With astonishing uniformity, the interpretation of the so-called impeachment witnesses that were called into congress to provide testimony regarding President Trump were telling a story that clearly wasn’t true. Once I was able to get home and watch the hearings for myself it was quite clear that nearly every news outlet was missing the point in live time as law professors Pamela Karlan of Stanford, Noah Feldman of Harvard and Michael Gerhardt of the University of North Carolina made a mean spirited plea for a resumption of the social order they had spent their lives manipulating. A fourth witness, George Washington University law professor Jonathan Turley was much more accurate when he argued that the Democrats’ impeachment push was being rushed at the expense of fact-gathering and that the House Intelligence Committee’s end of the investigation had not produced clear and convincing evidence of impeachable offenses by Trump. But more to the point, if anybody tried to impeach President Trump for such a silly thing as a phone call then imagine what future presidents from either side would go through. It was dangerous to even be having the discussion.
I have not been a supporter of colleges, and of my family members going. I think you can learn more by doing real things in life than in going to the propaganda chambers of our American colleges. I would go so far to say that I see zero value in most of it. I went and I thought it was the dumbest thing in my life, worse than all the years I went to Sunday school. Studying the Bible was far more valuable than in studying the liberal points of view that colleges were pushing, and for the life of me, I don’t see why anybody would send their kids to colleges for free, let alone spending the fortunes that colleges cost to teach virtually nothing. And the sheer shortsightedness and stupidity of college opinions is mind-blowing when you think that the four people that were put up to testify against the President of these United States were considered some of the best and brightest that are produced, and they sounded like cheap idiots who belong selling blankets out of the back of their car at a flea market instead of the heads of our major education institutions. It’s been clear to me for a very long time, and it was obvious yesterday to many millions of others, our modern college system is not the one that Socrates and Plato would have envisioned. Rather the brain washing that the Nazis did is the only thing close. These people were losers not just in their political opinions, but in the content of their thoughts. Even I was embarrassed for them.
To have such hatred as three of the four college professors uttered and to have it shape their intellect, these people shouldn’t be anywhere near the minds of our children. Parents who send their kids to these losers to learn something would argue that they do so in order to provide their kids with a head-start in life, so they can get a good job. But at what expense? These people shouldn’t be teaching a dog to go outside to use the restroom, let alone anything professionally. And the danger was evident in the reporting of yesterday’s testimony. It’s not just that I support Trump that was the problem. But my take on the hearing was radically different than the recently trained college opinions of the media—many of them just a few years out of whatever college they came out of before getting jobs where they could then start reporting media events. It’s the thought process that they have learned that is the danger that runs against the notions of critical thinking they should be using. Instead of reporting what really happened at this testimony, they simply repeated like some tropical bird what their schools had told them to say with a cult-like voice that matched these liberal law professors. What we were seeing was a very dangerous trend where the minds of young people have been completely destroyed by professors like these, and we should all be angry about it.

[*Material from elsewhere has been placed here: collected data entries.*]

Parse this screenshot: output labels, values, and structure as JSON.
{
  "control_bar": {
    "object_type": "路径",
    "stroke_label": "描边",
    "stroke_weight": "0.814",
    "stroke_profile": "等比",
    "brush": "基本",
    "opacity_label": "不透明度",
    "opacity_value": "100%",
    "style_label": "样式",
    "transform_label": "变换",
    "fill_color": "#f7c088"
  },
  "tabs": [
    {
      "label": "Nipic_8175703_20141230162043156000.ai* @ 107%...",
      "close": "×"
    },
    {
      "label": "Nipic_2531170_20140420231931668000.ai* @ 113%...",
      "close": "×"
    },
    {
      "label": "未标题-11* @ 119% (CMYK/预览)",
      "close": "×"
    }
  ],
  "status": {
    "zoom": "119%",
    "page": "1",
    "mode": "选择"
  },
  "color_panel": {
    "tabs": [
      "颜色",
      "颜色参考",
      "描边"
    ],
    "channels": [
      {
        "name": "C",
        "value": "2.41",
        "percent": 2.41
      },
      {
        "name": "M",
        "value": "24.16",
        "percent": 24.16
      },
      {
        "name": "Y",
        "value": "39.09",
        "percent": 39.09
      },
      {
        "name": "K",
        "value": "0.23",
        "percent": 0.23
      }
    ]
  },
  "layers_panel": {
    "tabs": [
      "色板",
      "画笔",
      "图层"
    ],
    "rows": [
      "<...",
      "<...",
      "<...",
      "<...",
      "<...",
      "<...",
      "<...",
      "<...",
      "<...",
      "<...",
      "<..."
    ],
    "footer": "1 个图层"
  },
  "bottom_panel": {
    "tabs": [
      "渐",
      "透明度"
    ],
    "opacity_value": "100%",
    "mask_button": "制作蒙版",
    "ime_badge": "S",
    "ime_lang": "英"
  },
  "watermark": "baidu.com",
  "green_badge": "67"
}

The danger isn’t that the law professors have opinions different from the over 60 million people who voted for President Trump in the first place, but it’s in the obvious attempt to use these short-sighted nitwits as the best in the business to convince us that impeachment of a very popular president during an election year is anything but a frustrated gamble because the liberal side of politics doesn’t have any other way to beat the guy in an election. And they are trying to sell us some snake oil version of reality through our education system to tap into those old fears we all grow up with, of standing out of line for the water fountain, or marching down the halls in single file to go to recess, or a poor grade on a test because we didn’t follow instructions that the teacher’s gave us. A fine example of such a thing I can think of from kindergarten where a crazy, nasty bitch of an old woman teacher that I had gave us a class assignment to make a paper cut-out of a little bear and to complete him with some corduroy pants. I put jeans on my bear because it made more sense to me, and I got into a lot of trouble for it. In fact, that kind of thing went on for all 12 grades of my life in public school and I learned to like pissing off the teachers, because I always thought of them as idiots. I was right of course. Usually, those who teach can’t do and that has turned out to be a lot truer than these law professors’ opinions about the qualifications of impeaching Trump. And my thoughts certainly didn’t change at college. I thought of it then and still as a massive rip-off and a scam at best. It was never that I couldn’t do the work or wasn’t smart enough. Quite the opposite. I had a hard time being taught by people who weren’t as smart as me, which protected my mind from losers like these detriments to society that were presented yesterday to congress.
I’ve had those opinions about college all of my life but I don’t push my thoughts onto others unless they ask me. But yesterday’s ceremony was just too much to ignore. I voted for Trump so that the guy could fix the kind of world those idiots have been trying to create. I certainly don’t need them to tell me anything, yet they were paraded around as experts for all of us to listen to, and it honestly angered me quite a lot. It was a reminder of just how bad our education system is from top to bottom, and how destructive to young minds its been. Normally I can ignore the terrible impact education has had on our population, but this was in our face and aggressive politically. And the reporters reporting it were like zombies reporting the way their college professors told them to, to follow the directions, don’t question reality, and protect the status quo. And it was something to be sick about.